In conclusion, I think zinc supplementation is a reasonable, safe, evidence-based augmentation strategy for treating or preventing depression.  Most of the studies used 25 mg elemental zinc; I think this is a reasonable dose for an initial 12-week trial.  After this point, if continued zinc supplementation is to be used, I would suggest bringing the dose down to the 15-20 mg per day range, to rule out toxicity risks.  

Thursday, January 2, 2014

antidepressants in rapid cycling

In this short editorial by Michael Thase, the argument is made that  a diagnosis of bipolar II disorder is not necessarily a contraindication to antidepressant use for treating a depressive episode.

With these diagnostic categories, it is important to realize that there are relative risks of different management strategies, such as of antidepressants worsening rapid cycling.  But not all individuals necessarily will experience such an adverse effect.  We do not as yet have clear evidence ahead of time which can allow us to predict which patients with a particular diagnosis will experience benefit or adverse effect from a particular treatment. 

Part of the reason for this is that single diagnostic categories such as "bipolar II" or "rapid cycling" may represent a wide variety of ailments, which current diagnostic schemes cannot resolve, and may also represent numerous subsets of individuals, who may benefit or have adverse effects from different treatment strategies.

The best we can do, I think, is to use a type of Bayesian reasoning, in which current broad evidence should be our starting point to estimate risk or benefit.  In the case of rapid cycling, I think we must assume that there is a significant risk of adverse effects in rapid cycling bipolar patients.

But in an effort to treat a debilitating depressive state, there may be instances in which a riskier treatment could be warranted, as there is evidence that particular individuals can benefit.

Prazosin for PTSD update

In this article by Raskind et al. in the American Journal of Psychiatry (Sep. 2013), combat veterans with PTSD were given prazosin or placebo in a 15 week randomized study:

The prazosin was substantially beneficial for PTSD symptoms.  Dosing was on average about 5 mg in the mid-morning + 15 mg at bedtime.

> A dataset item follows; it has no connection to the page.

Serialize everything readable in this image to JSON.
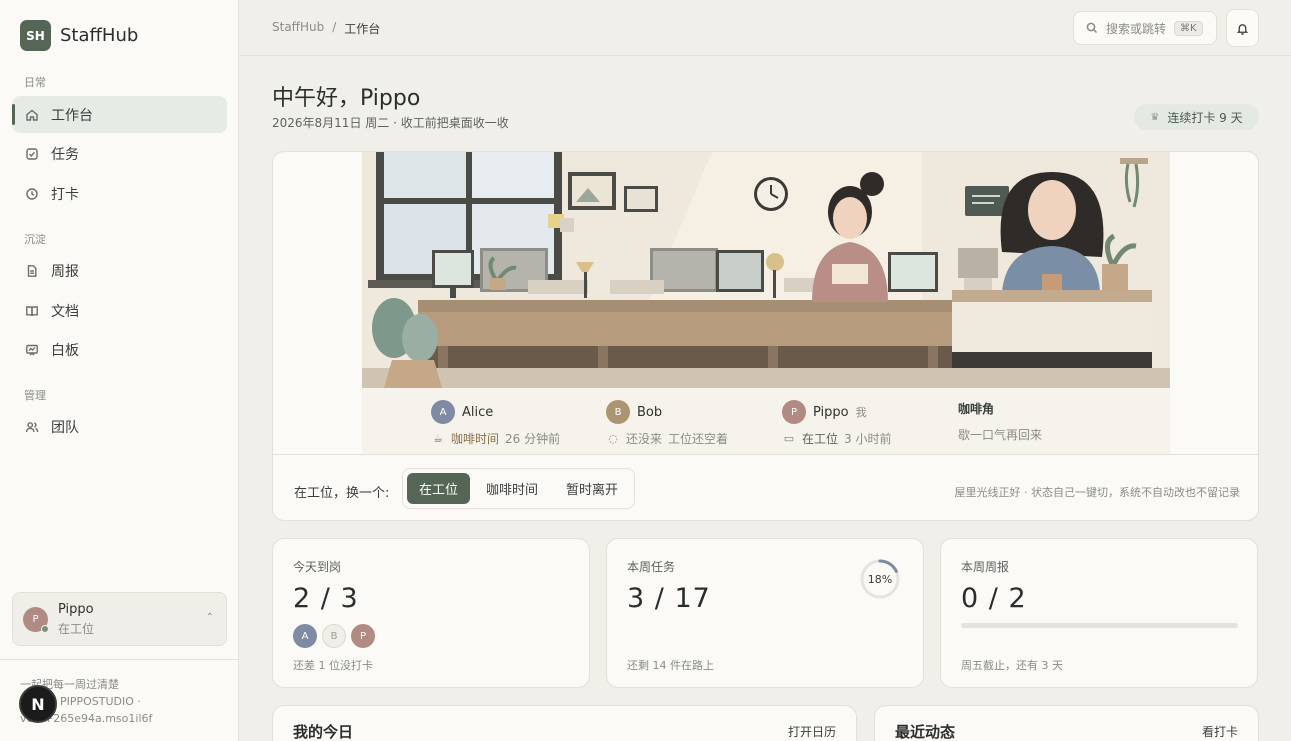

There was a large, clinically relevant,  sustained difference from placebo, and the prazosin was well-tolerated.

The experience from this study differs from my own experience prescribing this drug, in that the doses were much higher.  Also, they used daytime doses, which I think shows acknowledgment that prazosin is not just useful for nightmares, but for all symptoms of PTSD, day and night.    I had previously prescribed in the 1-2 mg range, but I see there is a lot of room to move to higher doses, which could be much more effective without major safety or side-effect risks.